The Albert Street Green Spine’s first palm trees have been delivered and planted at the inner-city site, as progress on the new public realm continues.

The palm trees were transported down the Bruce Highway after growing for more than 15 years at Greenstock Nurseries in Elimbah, about an hour north of the inner-city.

The trees are almost fully grown, stretching between six and eight metres tall, and are set to become a signature feature of the main station entrance to Albert Street station.

Greenstock is responsible for growing more than 300 trees across Cross River Rail’s four station precincts at Roma Street, Boggo Road, Woolloongabba and Albert Street, adding to an impressive list of clients which include the Queen’s Wharf Development, Howard Smith Wharves and Anzac Square.

Palm trees being planeted along the Albert Street green spine.

Greenstock Business Development and Design Manager Ted Maguire is relishing the partnership between the nursery and Cross River Rail.

“The opportunity to grow these is just amazing,” Mr Maguire said.

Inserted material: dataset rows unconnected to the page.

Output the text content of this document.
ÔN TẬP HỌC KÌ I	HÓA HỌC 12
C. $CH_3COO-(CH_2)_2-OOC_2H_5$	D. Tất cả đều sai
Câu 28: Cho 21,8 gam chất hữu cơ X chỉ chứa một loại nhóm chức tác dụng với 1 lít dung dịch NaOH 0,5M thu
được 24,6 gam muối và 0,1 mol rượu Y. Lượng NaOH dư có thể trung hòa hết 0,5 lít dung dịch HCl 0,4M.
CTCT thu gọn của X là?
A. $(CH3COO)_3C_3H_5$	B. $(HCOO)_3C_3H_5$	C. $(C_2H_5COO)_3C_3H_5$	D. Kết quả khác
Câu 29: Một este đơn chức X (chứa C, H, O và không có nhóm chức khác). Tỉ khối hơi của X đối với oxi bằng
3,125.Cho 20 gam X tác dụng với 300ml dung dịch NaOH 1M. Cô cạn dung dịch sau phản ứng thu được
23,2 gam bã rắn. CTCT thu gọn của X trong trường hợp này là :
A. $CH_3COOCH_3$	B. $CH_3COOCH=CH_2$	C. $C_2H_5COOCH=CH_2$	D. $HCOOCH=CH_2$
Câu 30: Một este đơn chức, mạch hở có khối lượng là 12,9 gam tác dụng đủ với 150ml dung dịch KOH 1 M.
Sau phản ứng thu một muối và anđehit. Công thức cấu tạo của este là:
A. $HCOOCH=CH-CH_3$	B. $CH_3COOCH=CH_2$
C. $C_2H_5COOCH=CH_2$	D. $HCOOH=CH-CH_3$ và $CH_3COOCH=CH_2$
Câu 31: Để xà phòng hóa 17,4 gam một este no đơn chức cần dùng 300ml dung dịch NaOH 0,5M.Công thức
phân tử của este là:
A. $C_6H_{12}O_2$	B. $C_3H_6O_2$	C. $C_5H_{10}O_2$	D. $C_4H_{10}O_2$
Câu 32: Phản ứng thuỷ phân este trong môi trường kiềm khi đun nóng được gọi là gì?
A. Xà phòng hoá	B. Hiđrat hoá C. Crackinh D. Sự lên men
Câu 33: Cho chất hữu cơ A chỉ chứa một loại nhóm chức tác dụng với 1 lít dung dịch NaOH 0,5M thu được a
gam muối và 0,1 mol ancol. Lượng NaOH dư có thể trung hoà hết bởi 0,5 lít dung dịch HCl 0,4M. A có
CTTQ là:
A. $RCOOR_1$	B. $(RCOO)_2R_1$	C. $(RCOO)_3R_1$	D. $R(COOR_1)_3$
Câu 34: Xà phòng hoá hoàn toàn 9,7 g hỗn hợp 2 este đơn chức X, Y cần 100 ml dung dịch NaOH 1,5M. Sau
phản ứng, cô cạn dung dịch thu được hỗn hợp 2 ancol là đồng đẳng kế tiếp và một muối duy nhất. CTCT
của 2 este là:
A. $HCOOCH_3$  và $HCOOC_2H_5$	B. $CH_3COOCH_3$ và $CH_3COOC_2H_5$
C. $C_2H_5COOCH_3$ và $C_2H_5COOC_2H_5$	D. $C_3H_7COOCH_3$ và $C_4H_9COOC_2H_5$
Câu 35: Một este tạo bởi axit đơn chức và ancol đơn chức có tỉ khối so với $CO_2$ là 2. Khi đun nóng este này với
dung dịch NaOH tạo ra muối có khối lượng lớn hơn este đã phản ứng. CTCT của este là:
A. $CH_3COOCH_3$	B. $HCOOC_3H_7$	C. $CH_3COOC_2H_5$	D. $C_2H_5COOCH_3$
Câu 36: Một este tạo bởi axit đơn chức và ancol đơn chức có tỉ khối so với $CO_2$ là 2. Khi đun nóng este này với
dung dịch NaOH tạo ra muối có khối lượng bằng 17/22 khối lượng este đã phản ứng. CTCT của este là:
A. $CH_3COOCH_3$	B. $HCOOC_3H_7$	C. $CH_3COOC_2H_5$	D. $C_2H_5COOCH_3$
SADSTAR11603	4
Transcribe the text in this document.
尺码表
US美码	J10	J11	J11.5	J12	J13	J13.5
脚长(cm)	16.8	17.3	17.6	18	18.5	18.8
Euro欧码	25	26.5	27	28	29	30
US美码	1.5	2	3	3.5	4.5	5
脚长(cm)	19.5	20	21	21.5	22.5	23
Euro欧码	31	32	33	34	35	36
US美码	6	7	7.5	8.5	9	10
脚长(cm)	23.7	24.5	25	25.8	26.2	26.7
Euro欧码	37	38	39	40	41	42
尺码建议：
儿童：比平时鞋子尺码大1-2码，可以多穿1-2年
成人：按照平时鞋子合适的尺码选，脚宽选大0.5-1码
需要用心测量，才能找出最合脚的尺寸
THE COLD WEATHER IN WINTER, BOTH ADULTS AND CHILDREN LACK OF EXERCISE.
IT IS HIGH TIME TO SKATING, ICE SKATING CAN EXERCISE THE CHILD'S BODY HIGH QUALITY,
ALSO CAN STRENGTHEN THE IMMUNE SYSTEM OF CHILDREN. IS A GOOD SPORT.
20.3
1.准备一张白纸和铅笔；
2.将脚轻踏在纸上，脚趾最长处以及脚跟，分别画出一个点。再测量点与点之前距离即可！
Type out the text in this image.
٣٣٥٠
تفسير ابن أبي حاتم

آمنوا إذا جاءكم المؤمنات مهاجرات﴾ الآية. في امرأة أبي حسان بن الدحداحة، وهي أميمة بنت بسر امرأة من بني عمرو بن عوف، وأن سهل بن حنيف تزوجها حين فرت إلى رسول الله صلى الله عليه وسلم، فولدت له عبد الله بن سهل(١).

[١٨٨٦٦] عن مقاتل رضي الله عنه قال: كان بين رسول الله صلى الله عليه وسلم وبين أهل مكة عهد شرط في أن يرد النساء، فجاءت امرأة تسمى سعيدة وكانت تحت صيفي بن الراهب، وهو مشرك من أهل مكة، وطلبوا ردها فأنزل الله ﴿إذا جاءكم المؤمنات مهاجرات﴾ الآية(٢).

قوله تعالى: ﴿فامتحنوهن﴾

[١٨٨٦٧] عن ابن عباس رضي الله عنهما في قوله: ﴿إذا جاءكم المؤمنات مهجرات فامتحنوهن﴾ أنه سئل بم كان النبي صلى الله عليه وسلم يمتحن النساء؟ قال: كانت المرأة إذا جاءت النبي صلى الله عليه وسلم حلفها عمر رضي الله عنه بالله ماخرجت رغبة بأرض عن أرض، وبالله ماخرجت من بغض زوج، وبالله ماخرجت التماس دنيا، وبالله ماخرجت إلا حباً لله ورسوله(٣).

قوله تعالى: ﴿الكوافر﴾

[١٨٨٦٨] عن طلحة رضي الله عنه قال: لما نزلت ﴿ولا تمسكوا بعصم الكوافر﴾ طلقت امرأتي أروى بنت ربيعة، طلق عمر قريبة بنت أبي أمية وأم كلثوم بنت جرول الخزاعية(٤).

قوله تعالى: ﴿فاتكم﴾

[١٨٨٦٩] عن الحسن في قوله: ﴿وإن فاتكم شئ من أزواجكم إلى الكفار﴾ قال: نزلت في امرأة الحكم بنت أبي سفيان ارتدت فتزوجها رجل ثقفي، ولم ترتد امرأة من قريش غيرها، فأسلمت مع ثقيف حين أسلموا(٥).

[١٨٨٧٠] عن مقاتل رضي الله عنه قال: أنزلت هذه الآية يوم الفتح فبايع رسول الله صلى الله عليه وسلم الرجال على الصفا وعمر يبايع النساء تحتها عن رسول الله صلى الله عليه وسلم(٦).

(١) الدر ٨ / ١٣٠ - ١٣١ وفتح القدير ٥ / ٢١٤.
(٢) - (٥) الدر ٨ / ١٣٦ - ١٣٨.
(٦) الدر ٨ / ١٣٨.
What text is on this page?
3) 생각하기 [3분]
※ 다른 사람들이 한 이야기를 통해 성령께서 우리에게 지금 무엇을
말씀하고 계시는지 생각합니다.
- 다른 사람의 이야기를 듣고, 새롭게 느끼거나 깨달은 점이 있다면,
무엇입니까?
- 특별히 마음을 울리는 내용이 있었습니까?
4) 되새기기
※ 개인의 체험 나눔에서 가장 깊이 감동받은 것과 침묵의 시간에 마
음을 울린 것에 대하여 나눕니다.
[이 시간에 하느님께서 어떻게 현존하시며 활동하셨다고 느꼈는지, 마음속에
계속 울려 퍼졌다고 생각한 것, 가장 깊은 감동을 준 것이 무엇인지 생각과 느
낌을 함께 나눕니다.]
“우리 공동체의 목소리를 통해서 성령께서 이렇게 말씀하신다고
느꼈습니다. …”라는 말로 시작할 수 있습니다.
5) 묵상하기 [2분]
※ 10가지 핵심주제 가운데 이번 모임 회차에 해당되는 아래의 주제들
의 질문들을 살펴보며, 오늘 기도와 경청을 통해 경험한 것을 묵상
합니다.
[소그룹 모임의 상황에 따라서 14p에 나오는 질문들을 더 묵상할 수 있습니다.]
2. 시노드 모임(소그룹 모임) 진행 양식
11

“There’s a lot of love gone into producing what’s in the ground and ready to go out, and when they hit the site it will turn what’s been a raw construction site into something cool and green.

“We see this as the way of the future for the growing of advanced trees, the systems that we’ve come up with and employed to get them from nursery to project with minimal stress and fuss.”

The Albert Street Green Spine forms part of Brisbane City Council’s Albert Street Vision and is a proposal to transform the street into a tree-lined pedestrianised corridor, running from the City Botanic Gardens in the south of the CBD all the way to Roma Street Parklands in the north.